Students, faculty and Williamsburg residents lined the walls of Ewell Recital Hall last night to hear Georgetown University professor John L. Esposito, the founding director of the Center for Muslim-Christian Understanding at Georgetown’s Walsh School of Foreign Service, give a lecture titled “What One Billion Muslims Really Think.”

Esposito began his lecture by analyzing President Barack Obama’s inauguration speech to begin the discussion of the Muslim world view and fears. Obama addressed the Muslim world without mentioning the European Union, indicating what some hope will be a shift in American foreign policy.

Esposito said the United States’ relationship with Islam is highly politicized.
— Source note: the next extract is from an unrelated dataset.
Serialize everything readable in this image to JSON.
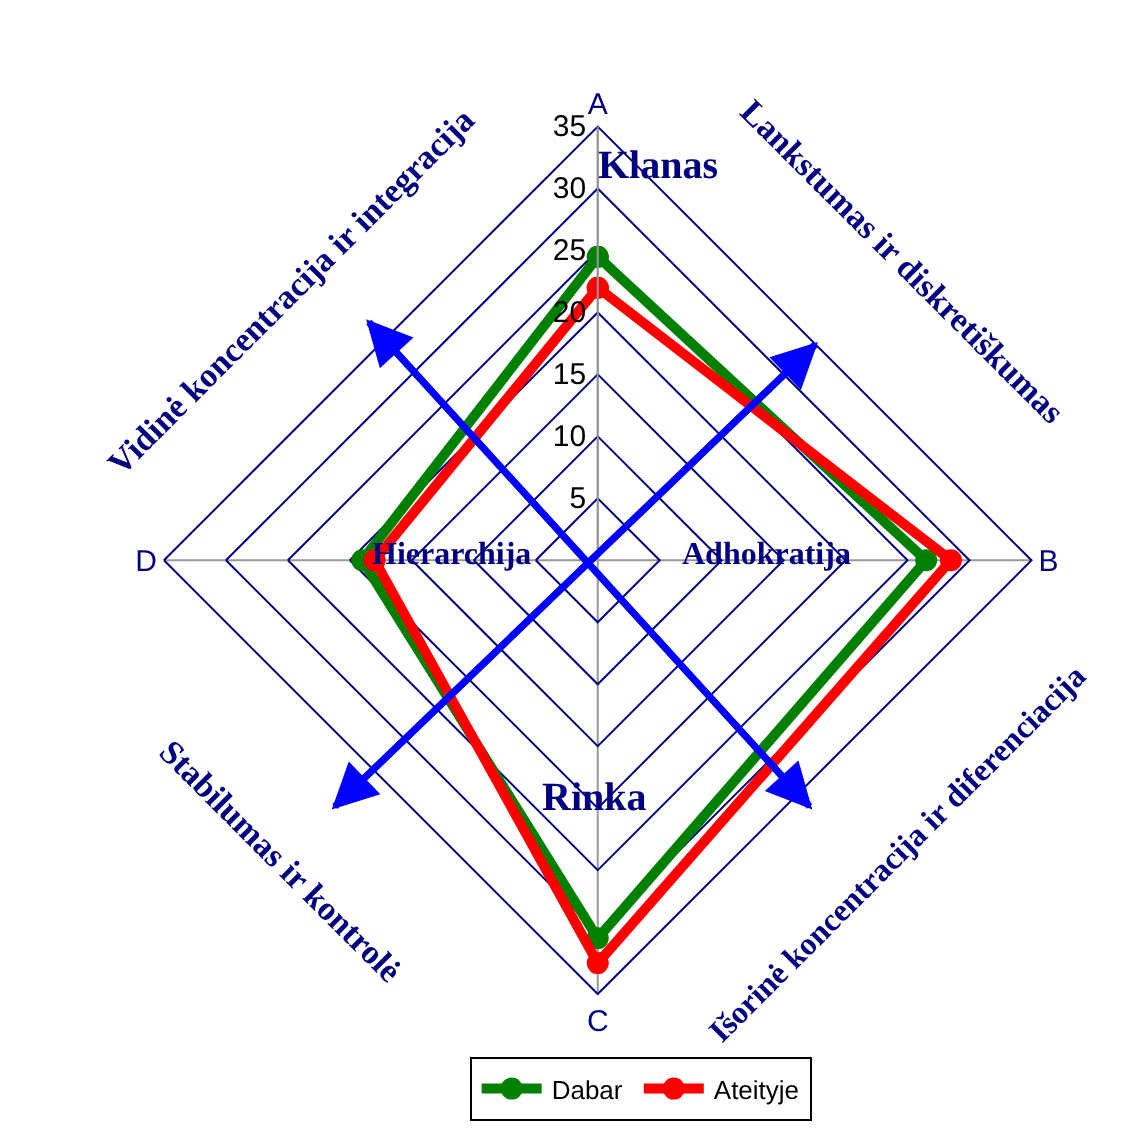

“The kinds of things that are said about Muslims — if they were said about Jews, black people, Italian Americans, how many editors would publish them?” Esposito said.

He also argued that the contact most Americans have with the Muslim world comes through the media that concentrates on extremists rather than the average Islamic person.

Inspired by the media coverage, Esposito became involved with a massive polling of Muslims from South Asia to Northern Africa. Over 50,000 personal interviews were conducted with Muslims of both genders and all socioeconomic classes in both rural and urban settings.

The poll found that 93 percent of Muslims consider the 9/11 terrorist attacks a tragedy but the other 7 percent believe it was justified. Esposito said the potential extremists were, on average, better educated, had more optimistic outlooks on their lives, want better relations with the West and believe that democracy is the way of the future.

However, Esposito said, those polled generally agreed the West, especially the U.S., is only interested in democracy when it furthers its own interests. Esposito also holds America’s support for authoritarian regimes accountable for anti-American sentiment in the Muslim world.

“Anti-Americanism is not rooted in what we are but what we do,” Esposito said.

According to Esposito, the most important way for the U.S. to develop a good relationship with the Muslim world is to utilize the 7 percent of Muslims who want better relationships with the West and democracy. He ended the lecture by listing ways to begin turning the tide, including being critical of unnecessarily violent actions by all parties, including American ally Israel, and limiting military aid to authoritarian regimes.

The College of William and Mary’s Muslim Student Association took part in sponsoring the lecture, which will be available for viewing online.